Rapid Sensing of Heat Stress using Machine Learning of Micrographs of Red Blood Cells Dispersed in Liquid Crystals

An imbalance between bodily heat production and heat dissipation leads to heat stress in organisms. In addition to diminished animal well-being, heat stress is detrimental to the poultry industry as poultry entails fast growth and high yield, resulting in greater metabolic activity and higher body heat production. When stressed, cells overexpress heat shock proteins (such as HSP70, a well-established intracellular stress indicator) and may undergo changes in their mechanical properties.
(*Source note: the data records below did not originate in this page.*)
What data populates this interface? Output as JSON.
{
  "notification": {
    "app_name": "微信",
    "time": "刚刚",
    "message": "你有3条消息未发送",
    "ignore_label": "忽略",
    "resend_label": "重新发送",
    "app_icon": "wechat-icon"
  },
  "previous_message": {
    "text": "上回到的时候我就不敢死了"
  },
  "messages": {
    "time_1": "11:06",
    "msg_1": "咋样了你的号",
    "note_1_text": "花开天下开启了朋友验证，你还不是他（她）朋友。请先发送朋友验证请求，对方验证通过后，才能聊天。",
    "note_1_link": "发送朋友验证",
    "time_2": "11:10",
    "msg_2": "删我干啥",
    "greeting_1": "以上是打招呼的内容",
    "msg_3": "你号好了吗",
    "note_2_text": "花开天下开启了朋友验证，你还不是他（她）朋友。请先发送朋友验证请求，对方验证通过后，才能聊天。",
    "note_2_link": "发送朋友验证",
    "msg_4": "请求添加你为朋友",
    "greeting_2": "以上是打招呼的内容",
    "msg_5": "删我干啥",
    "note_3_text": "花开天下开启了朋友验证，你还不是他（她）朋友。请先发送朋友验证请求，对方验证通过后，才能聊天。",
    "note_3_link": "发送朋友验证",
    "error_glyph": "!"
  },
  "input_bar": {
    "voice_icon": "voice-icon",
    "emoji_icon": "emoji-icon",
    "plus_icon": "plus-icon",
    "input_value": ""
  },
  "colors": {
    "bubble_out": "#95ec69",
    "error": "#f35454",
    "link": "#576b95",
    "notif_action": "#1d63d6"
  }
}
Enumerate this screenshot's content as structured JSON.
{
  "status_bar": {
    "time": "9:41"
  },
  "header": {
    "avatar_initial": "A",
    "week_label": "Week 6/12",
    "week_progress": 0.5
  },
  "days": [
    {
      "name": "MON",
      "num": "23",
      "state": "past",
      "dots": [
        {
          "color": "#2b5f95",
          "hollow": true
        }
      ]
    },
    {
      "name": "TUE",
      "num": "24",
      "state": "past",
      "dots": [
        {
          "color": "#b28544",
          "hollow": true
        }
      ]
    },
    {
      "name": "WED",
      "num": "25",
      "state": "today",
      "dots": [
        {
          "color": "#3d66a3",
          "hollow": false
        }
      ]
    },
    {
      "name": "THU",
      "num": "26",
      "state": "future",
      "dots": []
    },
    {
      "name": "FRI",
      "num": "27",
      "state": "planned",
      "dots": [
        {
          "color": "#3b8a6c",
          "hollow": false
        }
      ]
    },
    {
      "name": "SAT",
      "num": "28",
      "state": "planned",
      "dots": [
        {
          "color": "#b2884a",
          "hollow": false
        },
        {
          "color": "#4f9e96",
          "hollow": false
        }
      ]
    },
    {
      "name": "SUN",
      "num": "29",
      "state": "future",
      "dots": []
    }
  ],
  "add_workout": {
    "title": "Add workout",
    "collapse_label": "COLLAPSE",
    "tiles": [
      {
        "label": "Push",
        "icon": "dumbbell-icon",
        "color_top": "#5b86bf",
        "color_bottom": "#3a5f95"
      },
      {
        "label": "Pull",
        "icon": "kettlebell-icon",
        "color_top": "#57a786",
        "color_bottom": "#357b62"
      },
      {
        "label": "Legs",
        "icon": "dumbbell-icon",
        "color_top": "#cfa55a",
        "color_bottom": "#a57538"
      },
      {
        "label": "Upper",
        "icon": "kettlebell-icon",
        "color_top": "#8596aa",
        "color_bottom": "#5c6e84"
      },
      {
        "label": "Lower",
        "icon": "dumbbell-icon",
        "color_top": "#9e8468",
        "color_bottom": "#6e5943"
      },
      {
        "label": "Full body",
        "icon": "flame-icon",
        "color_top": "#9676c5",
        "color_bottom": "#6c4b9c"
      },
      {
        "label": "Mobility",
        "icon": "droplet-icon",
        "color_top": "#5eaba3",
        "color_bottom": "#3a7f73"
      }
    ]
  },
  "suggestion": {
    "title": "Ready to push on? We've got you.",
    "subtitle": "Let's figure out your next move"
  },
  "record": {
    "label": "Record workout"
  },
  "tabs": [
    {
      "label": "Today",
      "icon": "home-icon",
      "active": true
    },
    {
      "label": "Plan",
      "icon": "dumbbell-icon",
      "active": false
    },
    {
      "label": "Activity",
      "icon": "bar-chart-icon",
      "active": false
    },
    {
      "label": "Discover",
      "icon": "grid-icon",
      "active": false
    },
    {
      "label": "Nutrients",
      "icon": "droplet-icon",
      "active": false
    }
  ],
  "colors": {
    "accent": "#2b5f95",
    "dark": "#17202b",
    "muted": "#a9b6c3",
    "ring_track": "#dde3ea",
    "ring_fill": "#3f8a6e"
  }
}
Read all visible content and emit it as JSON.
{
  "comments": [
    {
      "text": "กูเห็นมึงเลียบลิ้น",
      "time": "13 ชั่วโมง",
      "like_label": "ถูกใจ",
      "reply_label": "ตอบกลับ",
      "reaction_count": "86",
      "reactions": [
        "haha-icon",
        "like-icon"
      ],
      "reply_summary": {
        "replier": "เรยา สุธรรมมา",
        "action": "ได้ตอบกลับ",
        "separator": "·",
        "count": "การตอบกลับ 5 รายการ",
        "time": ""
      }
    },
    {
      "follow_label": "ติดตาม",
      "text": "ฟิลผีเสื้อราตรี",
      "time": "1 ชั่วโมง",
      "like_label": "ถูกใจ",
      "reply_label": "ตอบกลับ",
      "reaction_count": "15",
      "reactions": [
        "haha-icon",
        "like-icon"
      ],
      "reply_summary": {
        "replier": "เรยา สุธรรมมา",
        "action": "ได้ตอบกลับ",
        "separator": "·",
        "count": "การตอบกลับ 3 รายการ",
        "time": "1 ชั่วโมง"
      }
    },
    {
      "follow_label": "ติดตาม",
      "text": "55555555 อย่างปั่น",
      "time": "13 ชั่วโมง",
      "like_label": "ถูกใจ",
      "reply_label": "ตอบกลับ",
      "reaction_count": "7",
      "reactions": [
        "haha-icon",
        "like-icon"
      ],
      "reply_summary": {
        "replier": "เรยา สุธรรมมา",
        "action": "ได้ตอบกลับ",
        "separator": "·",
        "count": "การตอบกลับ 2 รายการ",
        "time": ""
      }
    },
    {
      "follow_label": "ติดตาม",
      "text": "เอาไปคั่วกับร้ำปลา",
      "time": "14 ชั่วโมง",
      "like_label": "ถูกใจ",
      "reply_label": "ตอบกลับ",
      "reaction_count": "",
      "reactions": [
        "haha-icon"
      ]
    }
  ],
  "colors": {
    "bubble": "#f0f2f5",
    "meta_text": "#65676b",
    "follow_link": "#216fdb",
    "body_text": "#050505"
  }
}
Liquid crystals (LCs, fluids with orientational order) have been recently employed to rapidly characterize changes in mechanical properties of cells enabling a means of optically reporting the presence of disease in organisms. In this work, we explore the difference in the expression of HSP70 to a change in the LC response pattern via the use of convolutional neural networks (CNNs). The machine-learning (ML) models were trained on hundreds of such LC-response micrographs of chicken red blood cells with and without heat stress. Trained models exhibited remarkable accuracy of up to 99% on detecting the presence of heat stress in unseen microscope samples. We also show that crosslinking the chicken and human RBCs using glutaraldehyde in order to simulate a diseased cell was an efficient strategy for planning, building, training, and evaluating ML models. Overall, our efforts build towards the rapid detection of disease in organisms, which is accompanied by a distinct change in the mechanical properties of cells. We aim to eventuate CNN-enabled LC-sensors can rapidly report the presence of disease in scenarios where human judgment could be prohibitively difficult or slow.